The federal government does not have to return more than $4 million in Nuclear Regulatory Commission fees to Southern Co. subsidiaries Alabama Power and Georgia Power, a court of federal claims judge ruled Monday..
In granting summary judgement to the U.S. federal government in this third round of litigation by the companies, Judge Patricia E. Campbell-Smith said earlier court rulings had already considered whether the companies should recoup NRC fees because of the Energy Department’s ongoing failure to take possession of spent nuclear fuel.
In court papers, the companies said they had not immediately appealed the denial of a potential $4.3 million recovery of NRC fees for fear that it would have delayed the already-awarded total of approximately $63 million they had won in a prior ruling on the DOE spent fuel breach.

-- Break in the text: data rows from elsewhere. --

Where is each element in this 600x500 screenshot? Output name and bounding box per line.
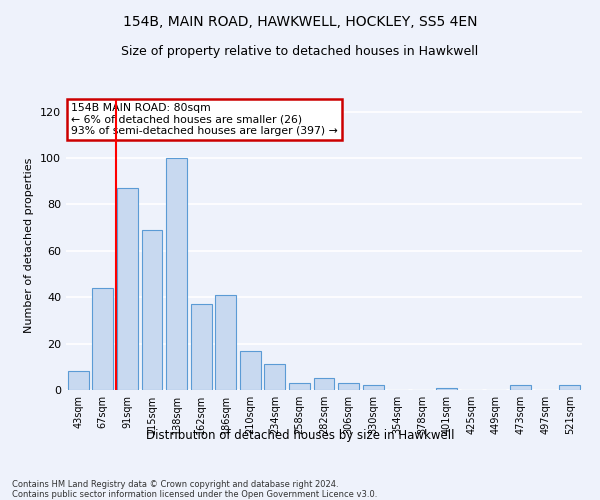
Bar bbox=[265, 364, 286, 390]
Bar bbox=[68, 372, 89, 390]
Y-axis label: Number of detached properties: Number of detached properties bbox=[25, 158, 34, 332]
Bar bbox=[191, 304, 212, 390]
Bar bbox=[215, 295, 236, 390]
Bar bbox=[314, 378, 334, 390]
Text: Size of property relative to detached houses in Hawkwell: Size of property relative to detached ho… bbox=[121, 45, 479, 58]
Bar bbox=[166, 158, 187, 390]
Text: 154B MAIN ROAD: 80sqm
← 6% of detached houses are smaller (26)
93% of semi-detac: 154B MAIN ROAD: 80sqm ← 6% of detached h… bbox=[71, 103, 338, 136]
Bar bbox=[240, 350, 261, 390]
Bar bbox=[338, 383, 359, 390]
Bar bbox=[362, 386, 383, 390]
Bar bbox=[559, 386, 580, 390]
Bar bbox=[117, 188, 138, 390]
Bar bbox=[142, 230, 163, 390]
Bar bbox=[510, 386, 531, 390]
Text: Distribution of detached houses by size in Hawkwell: Distribution of detached houses by size … bbox=[146, 428, 454, 442]
Text: Contains HM Land Registry data © Crown copyright and database right 2024.
Contai: Contains HM Land Registry data © Crown c… bbox=[12, 480, 377, 500]
Bar bbox=[436, 388, 457, 390]
Bar bbox=[92, 288, 113, 390]
Bar bbox=[289, 383, 310, 390]
Text: 154B, MAIN ROAD, HAWKWELL, HOCKLEY, SS5 4EN: 154B, MAIN ROAD, HAWKWELL, HOCKLEY, SS5 … bbox=[123, 15, 477, 29]
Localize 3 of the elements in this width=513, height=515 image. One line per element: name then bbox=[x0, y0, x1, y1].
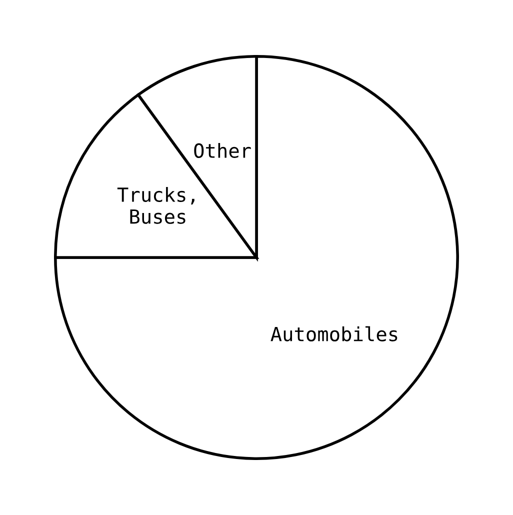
slice-label: Trucks, Buses bbox=[117, 186, 194, 224]
slice-label: Other bbox=[194, 142, 251, 158]
slice-label: Automobiles bbox=[270, 326, 398, 342]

The U.S. Court of Appeals for the Federal Circuit has not ruled out the possibility of some nuclear plant operators collecting NRC fees, “only that in each case the evidence must be evaluated to determine whether the plaintiff met its burden of proof,” Judge Campbell-Smith said in the nine-page order.
The Energy Department was supposed to take possession of spent nuclear fuel and dispose of it permanently in the Yucca Mountain deep geological repository. However, the repository has been in limbo since 2010, when the Barack Obama administration effectively cancelled the project. The Donald Trump administration has proposed reviving the project as part its 2018 budget proposal for DOE.